Canada House Gallery, Pall Mall East Entrance, Trafalgar Square, SW1Y 5BJ
© 2015 Hauser & Wirth.
“Most photographs cannot get looked at very often” Wall comments “they get exhausted”. The traditional 8 by 10ins size fits cosily around prints in books, but “it’s too shrunken, too compressed”. So, although Wall's life-size pictures often lie there flat on the screen, not answering back, they are prepared to hold a conversation with anyone who has the patience to look at what is (or is not) there. Art on his scale engages the viewer afresh: you can walk up to it, move around and away and back again.
Wall calls his large-scale photographs ‘prose poems’ (a style of writing associated with Charles Baudelaire), wanting the viewer to experience, even savour, a picture rather than fathom what it is about. It’s quite hard to do.Our eyes are used to raking over pictures as news items or part of a narrative thread. School children are given a picture at random and asked to write a story. What happens if there isn't one?
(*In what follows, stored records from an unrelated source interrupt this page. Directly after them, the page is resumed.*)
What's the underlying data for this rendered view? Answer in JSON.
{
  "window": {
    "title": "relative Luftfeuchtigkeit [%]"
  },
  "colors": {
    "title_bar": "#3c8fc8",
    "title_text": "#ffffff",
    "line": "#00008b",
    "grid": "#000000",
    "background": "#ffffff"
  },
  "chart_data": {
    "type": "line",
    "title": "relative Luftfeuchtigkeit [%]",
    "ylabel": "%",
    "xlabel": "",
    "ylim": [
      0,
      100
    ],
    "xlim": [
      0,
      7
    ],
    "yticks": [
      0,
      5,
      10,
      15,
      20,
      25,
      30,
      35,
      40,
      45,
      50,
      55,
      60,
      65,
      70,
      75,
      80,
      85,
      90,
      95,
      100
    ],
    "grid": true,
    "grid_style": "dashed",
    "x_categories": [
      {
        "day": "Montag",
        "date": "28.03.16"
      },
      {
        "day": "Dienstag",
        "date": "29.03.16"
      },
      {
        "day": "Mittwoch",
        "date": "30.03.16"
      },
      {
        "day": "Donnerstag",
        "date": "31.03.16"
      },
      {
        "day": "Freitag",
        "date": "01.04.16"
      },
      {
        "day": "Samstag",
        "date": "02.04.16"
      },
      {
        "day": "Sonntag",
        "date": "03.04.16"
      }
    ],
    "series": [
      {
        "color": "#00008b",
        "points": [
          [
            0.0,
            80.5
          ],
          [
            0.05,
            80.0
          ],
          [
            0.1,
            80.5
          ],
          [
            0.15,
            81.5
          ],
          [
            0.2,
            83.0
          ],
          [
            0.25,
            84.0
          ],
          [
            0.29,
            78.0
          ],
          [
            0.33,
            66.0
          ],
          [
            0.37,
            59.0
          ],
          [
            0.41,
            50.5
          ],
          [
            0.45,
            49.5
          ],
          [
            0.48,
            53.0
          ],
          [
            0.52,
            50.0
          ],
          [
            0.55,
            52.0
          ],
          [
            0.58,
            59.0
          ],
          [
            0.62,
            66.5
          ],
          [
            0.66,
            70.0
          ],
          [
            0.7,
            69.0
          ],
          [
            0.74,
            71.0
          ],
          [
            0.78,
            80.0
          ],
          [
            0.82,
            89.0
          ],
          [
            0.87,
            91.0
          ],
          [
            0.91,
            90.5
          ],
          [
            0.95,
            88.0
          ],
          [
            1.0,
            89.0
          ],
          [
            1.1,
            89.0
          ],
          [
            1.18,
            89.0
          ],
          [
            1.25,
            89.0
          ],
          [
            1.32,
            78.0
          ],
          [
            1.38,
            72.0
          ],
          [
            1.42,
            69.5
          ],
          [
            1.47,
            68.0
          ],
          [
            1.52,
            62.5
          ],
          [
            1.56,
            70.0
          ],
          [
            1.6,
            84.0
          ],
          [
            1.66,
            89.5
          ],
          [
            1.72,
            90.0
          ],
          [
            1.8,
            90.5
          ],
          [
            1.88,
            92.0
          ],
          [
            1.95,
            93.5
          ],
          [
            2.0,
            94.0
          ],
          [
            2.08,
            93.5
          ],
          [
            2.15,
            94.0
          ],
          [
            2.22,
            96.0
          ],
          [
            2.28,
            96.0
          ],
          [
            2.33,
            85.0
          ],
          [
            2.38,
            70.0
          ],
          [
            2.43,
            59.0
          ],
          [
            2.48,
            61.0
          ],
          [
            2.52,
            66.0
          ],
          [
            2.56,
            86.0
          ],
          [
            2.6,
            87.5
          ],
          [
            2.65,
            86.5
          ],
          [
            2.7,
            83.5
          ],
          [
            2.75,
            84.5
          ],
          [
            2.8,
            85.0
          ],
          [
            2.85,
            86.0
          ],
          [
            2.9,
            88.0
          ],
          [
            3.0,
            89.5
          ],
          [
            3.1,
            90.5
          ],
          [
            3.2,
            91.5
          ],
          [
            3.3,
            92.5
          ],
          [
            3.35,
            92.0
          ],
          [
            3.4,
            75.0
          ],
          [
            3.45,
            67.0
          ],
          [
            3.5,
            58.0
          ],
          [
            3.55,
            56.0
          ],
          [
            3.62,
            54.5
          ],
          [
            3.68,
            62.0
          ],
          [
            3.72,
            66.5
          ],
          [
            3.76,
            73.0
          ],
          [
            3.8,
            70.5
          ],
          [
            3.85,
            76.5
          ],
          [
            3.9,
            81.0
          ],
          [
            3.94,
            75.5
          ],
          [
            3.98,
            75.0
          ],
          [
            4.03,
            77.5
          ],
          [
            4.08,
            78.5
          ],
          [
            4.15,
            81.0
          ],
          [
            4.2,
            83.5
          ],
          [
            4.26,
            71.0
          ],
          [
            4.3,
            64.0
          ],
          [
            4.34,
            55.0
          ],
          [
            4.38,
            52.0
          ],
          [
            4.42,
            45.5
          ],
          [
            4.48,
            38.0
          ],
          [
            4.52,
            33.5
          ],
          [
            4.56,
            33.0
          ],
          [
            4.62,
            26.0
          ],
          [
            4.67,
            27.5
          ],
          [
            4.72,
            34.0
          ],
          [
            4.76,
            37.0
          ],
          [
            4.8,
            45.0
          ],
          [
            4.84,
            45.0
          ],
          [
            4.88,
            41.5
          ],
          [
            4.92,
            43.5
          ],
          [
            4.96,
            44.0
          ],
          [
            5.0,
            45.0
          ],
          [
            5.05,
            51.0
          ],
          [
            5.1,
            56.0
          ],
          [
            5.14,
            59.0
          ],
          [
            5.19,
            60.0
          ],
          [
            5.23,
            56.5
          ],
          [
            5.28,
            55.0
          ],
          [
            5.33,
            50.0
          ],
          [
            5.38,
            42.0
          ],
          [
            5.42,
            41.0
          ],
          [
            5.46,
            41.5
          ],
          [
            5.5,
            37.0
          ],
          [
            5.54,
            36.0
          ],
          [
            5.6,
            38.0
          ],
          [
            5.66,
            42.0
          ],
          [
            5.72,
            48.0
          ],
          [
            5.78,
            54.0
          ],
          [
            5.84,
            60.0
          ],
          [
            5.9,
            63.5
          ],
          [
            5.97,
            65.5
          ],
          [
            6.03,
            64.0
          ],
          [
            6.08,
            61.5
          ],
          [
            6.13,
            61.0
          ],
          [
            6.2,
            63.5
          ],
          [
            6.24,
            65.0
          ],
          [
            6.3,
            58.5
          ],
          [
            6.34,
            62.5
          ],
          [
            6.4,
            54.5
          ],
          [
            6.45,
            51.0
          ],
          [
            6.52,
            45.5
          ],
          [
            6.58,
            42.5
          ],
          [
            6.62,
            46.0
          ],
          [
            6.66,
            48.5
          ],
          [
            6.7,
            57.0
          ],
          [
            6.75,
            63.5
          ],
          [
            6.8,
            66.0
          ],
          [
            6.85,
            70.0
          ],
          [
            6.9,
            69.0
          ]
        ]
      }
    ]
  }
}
Here we have a well-dressed woman in a formal two-piece, pencil skirt ending mid-calf, high heeled shoes and matching shoulder bag. The woman is in fact the artist’s wife, Jeanette. She is turned away fom us and her sleek head obscures some catalogue pages. The heavy furniture and high ceiling compete for our attention, as does the heavily patterned carpet. She is in a world with its own internal logic: hushed voices, glossy pages and soft footsteps. Through the window we glimpse (when looking at the original size on show at Canada House Gallery) a black London taxi shooting past, bringing into the room noise and movement we cannot hear or see.
Jeanette is many things: a model and a wife; a potential buyer of art browsing through the catalogues and a figure in a work which one day will itself be offered for sale in a catalogue; an agent in the world making choices as well as an actor in a staged context.
In Boy falls from tree there is a 'story' but one without resolution. It's set in a quiet suburban garden, with a swing at rest, a ball idle in the grass, nothing happening – except for a spread-eagled youngster who might or might not catch at the rope or crash- land on his head. After the first shock we remind ourselves of digitalisation. Most things are possible. When Yves Klein made his unforgettable Leap Into The Void (see Blog 45 on Ciprian Muresan) he had to use collage. Now photographs can be stretched, stitched, compressed, edited and excised.
Jeff Wall has the gift of paying genuine attention to his subjects, without condescension or sentimentality. Educated as an art historian, he has aspired to make photographs that can be constructed and experienced the way paintings are. Family snaps in family albums can never be the same.